The panel of industry professionals debunked the myth attached to TVET that technical and vocational careers are for those who cannot do. Left to right: BTVI’s Career Officer, Michael Smith; BTVI’s Dean of Student Services, Racquel Bethel; BGC Limited's Owner, Mark Whitehouse; BTVI’s President, Robert W. Robertson; SMG Millwork's Chief Operating Officer, Kenny Cargill; Touch Controls owner, Ryan Bethell and BTVI's Associate Vice President of Administrative Services, Zakia Winder. Photos by Shantique Longley
“Were it not for technicians, society would come to a halt,” said Minister Lloyd recently at TVET Day at the Bahamas Technical and Vocational Institute (BTVI).
“It is regrettable that as the foundation of any society that TVET is seen as a discount in the minds of people,” he noted.
Minister Lloyd said he wishes to see BTVI become a tertiary-level technical school so graduates could receive advanced degrees in addition to the institution becoming a place of research.
TVET Day was hosted during the Ministry or Education’s Technical Month, which is held each February.
BTVI’s Chairman, Kevin Basden had similar views regarding the significance of TVET.
“TVET is the backbone of our country. We tend to minimize the technical aspect of life until something goes down whether there’s a leak or the computer system goes down. Do not think you are any less of a person because of a technical education. Not only does it allow you to be employed, but to be the employer,” said Mr. Basden.
Meanwhile, BTVI’s President, Dr. Robert W. Robertson noted that with a shortage of some of the basic competencies needed for the local workforce, TVET is necessary.
“This forum is the right move towards promoting awareness of the importance of TVET in the country.Not only does TVET play a role in minimizing the skills’ gap in The Bahamas, it also addresses a variety of issues including unemployment and socio-economic inequality,” said Dr. Robertson.
Dr. Robertson took the opportunity to debunk the myth that TVET is for the struggling student or those who cannot do.
“We do not put the TVET student in a box. There is no specific educational profile for TVET students. Age, gender and academic backgrounds are not barriers. Indeed, many graduates go on to start their own businesses,” he stated.
One of those graduates, Ryan Bethell, who is now owner of Touch Control, was a member of the panel of industry professionals, who discussed what employers are looking for in employees, inclusive of hard and soft skills.

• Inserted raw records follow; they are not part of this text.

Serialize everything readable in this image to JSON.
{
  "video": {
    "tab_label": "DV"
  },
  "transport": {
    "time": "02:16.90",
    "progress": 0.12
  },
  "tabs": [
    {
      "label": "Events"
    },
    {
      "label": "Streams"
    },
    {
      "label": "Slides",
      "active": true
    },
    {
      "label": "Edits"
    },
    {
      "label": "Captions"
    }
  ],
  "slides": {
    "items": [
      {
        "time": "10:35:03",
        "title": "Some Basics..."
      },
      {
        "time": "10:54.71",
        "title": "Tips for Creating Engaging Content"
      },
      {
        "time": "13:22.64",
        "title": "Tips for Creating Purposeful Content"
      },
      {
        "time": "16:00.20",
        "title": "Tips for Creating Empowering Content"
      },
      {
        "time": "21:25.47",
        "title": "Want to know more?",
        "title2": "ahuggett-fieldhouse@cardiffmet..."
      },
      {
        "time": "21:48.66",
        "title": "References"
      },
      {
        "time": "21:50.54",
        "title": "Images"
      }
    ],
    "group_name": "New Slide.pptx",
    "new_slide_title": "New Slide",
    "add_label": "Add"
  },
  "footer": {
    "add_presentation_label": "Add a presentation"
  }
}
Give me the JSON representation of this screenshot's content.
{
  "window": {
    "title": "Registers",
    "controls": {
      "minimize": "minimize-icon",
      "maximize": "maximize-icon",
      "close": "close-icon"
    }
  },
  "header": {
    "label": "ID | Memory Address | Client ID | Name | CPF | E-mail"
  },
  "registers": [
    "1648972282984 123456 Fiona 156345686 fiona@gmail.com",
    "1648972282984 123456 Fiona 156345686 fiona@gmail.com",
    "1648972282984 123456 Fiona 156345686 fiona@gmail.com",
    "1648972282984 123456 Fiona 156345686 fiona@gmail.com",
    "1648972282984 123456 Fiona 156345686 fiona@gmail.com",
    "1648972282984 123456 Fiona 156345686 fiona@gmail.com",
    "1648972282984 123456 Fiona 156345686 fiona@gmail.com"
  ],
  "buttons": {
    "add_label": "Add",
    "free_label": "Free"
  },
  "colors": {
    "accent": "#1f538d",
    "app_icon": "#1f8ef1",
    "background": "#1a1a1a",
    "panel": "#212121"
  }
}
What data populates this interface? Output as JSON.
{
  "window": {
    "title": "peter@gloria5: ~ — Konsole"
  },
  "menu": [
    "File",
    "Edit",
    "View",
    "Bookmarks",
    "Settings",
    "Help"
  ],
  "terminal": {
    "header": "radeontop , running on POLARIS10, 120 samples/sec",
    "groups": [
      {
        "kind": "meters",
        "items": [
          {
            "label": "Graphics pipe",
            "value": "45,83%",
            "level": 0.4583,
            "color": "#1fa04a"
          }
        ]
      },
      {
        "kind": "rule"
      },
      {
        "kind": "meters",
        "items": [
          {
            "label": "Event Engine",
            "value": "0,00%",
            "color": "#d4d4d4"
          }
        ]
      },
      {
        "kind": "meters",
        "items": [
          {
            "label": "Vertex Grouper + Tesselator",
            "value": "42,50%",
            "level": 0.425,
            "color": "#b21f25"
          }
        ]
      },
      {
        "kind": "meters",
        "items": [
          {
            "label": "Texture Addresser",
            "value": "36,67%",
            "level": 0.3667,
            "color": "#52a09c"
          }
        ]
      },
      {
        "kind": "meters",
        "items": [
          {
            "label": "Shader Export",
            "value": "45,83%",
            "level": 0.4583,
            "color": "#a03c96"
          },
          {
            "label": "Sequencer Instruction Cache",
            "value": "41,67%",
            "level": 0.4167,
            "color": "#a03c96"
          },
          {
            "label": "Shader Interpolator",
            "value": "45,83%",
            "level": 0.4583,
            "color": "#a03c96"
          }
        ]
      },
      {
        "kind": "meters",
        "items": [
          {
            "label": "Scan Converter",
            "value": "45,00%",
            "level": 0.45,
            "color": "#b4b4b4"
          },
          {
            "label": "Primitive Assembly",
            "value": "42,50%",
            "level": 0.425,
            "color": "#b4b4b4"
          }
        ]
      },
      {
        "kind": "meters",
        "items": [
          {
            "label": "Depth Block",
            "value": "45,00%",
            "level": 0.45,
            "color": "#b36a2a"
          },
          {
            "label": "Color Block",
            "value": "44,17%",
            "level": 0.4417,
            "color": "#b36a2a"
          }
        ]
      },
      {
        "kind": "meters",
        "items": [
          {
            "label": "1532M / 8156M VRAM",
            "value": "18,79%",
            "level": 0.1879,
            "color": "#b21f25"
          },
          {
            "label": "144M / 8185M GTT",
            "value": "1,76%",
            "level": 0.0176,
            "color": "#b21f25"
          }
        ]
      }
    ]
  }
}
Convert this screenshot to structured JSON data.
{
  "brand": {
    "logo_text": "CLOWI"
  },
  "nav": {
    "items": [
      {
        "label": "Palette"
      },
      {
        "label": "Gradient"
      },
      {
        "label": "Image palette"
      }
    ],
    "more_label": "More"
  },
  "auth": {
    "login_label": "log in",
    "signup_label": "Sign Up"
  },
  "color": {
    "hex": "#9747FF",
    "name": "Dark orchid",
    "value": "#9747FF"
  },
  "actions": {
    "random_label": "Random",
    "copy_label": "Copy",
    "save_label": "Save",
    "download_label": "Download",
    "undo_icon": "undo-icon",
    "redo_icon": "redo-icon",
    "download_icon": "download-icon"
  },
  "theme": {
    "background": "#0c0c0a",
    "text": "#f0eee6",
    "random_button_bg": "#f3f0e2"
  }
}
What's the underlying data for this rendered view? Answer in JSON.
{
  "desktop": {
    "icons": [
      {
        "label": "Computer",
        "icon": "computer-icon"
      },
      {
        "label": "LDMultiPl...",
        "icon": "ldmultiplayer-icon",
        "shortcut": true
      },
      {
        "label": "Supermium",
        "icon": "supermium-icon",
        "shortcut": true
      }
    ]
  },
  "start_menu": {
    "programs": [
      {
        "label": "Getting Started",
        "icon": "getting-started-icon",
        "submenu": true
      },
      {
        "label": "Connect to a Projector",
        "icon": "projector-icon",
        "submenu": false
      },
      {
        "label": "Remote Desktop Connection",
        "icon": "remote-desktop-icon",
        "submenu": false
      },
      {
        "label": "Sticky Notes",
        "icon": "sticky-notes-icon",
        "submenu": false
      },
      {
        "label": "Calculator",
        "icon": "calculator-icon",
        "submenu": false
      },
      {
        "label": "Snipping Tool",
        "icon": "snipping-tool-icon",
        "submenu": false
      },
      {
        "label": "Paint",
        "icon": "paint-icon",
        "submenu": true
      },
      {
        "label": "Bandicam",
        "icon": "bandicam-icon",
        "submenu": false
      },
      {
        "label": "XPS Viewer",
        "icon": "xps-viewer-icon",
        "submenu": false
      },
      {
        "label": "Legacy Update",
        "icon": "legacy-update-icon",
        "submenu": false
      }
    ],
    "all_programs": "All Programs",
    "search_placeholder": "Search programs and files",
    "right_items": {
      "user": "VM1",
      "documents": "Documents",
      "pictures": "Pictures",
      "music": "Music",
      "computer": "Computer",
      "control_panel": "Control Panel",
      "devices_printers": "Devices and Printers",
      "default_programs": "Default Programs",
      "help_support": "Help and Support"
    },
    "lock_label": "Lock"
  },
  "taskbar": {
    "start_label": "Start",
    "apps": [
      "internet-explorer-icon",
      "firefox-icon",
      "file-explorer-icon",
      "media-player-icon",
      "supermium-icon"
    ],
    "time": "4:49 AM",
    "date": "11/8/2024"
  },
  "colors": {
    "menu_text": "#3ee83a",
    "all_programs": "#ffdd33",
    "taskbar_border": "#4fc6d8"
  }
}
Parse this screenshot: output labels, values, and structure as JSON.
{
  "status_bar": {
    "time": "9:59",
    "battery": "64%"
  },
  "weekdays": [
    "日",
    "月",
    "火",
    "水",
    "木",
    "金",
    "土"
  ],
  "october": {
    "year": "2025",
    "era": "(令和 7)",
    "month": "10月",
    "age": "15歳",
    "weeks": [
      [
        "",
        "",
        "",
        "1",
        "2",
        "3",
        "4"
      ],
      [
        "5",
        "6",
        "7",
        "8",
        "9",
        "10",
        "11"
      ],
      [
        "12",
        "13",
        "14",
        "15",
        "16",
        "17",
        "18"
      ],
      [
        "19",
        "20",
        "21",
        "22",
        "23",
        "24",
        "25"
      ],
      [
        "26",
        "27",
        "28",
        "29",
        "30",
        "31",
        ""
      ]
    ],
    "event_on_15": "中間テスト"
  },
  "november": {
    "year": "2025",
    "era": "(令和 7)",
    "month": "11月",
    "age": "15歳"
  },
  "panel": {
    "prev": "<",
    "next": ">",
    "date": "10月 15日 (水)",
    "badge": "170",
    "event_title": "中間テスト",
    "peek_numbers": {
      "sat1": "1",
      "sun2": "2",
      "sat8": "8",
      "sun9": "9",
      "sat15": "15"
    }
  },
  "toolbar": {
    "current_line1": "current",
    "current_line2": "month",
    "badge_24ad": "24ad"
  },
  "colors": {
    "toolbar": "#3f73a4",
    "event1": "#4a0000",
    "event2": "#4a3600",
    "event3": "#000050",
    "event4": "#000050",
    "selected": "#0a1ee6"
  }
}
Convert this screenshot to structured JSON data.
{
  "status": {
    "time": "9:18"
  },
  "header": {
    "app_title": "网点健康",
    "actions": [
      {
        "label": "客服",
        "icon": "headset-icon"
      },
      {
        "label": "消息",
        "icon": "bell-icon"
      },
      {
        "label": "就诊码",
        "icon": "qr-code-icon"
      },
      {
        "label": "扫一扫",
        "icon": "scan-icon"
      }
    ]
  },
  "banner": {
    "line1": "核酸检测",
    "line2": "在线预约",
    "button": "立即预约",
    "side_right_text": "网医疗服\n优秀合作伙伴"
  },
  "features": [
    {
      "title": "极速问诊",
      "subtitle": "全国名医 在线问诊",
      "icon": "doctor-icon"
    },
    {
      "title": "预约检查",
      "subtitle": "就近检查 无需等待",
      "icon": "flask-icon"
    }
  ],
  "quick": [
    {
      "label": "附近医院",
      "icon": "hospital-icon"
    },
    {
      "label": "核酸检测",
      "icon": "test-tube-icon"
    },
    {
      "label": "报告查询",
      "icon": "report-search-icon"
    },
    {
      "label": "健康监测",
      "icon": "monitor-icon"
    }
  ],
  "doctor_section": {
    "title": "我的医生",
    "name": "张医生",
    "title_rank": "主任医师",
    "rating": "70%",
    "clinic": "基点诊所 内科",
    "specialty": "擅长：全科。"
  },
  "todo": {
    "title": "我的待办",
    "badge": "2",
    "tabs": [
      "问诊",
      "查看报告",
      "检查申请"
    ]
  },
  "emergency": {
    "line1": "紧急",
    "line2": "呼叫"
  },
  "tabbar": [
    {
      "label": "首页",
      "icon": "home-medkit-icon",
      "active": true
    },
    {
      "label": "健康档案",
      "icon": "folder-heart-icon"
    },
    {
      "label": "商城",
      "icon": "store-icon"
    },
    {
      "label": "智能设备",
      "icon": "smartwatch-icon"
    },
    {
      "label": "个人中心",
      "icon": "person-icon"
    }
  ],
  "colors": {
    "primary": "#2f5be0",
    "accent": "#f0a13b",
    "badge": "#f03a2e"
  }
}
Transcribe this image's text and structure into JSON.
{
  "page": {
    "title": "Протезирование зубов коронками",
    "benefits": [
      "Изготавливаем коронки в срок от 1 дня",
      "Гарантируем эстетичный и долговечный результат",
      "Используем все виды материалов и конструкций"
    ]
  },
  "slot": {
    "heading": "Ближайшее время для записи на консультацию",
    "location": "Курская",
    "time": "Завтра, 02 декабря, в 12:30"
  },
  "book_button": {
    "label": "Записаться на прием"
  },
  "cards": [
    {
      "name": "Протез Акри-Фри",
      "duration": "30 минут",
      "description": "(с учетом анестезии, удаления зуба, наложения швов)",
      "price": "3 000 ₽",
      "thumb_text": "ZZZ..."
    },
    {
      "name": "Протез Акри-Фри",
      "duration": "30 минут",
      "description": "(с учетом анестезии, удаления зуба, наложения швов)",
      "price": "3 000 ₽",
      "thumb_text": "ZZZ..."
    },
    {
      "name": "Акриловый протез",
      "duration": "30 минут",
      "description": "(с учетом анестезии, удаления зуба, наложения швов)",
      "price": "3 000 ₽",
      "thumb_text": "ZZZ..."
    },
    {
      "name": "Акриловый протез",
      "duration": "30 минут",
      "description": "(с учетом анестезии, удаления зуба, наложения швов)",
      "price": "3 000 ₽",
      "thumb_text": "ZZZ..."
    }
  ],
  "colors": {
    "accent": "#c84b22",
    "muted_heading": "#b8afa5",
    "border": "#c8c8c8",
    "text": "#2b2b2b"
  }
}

He was joined by Chief Operating Officer of SMG Millwork, Kenny Cargill; owner of BGC Limited, Mark Whitehouse; BTVI’s Associate Vice President of Administrative Services, Zakia Winder and BTVI’s Career Resource Officer, Michael Smith.
Later in the ceremony held at BTVI’s Old Trail Road campus, Minister Lloyd presented City and Guilds’ teaching, training and assessor certificates to 26 faculty members who successfully passed the course.
Dr. Robertson described it as a watershed moment for BTVI, as it has begun offering the internationally-recognized City and Guilds’ courses at its Grand Bahama campus. Also, six apprentices from the Freeport Container Port passed Level 3 Engineering Health and Safety and Level 3 Engineering Principles, which are a part of Level 3 Diploma in Engineering. Students would have studied subjects such as Physics, Advance Math, Welding and, Fabrication and Hydraulics.
“We are going to the next level, further bolstering our offerings to align with the economy’s demands for skilled labour, responding to business and industry needs, and by extension, attempting to improve living standards for many,” he stated.
Minister of Education, the Honourable Jeffrey Lloyd, presents BTVI’s Academic Support Officer, Remiska Wildgoose with her City and Guilds’ teaching, training and assessor certificate. She was among 26 faculty members receiving the certificate at TVET Day.
Students from The Nassau School getting insight on what employers look for when hiring.
Students from various high schools gathered to hear the benefits of TVET.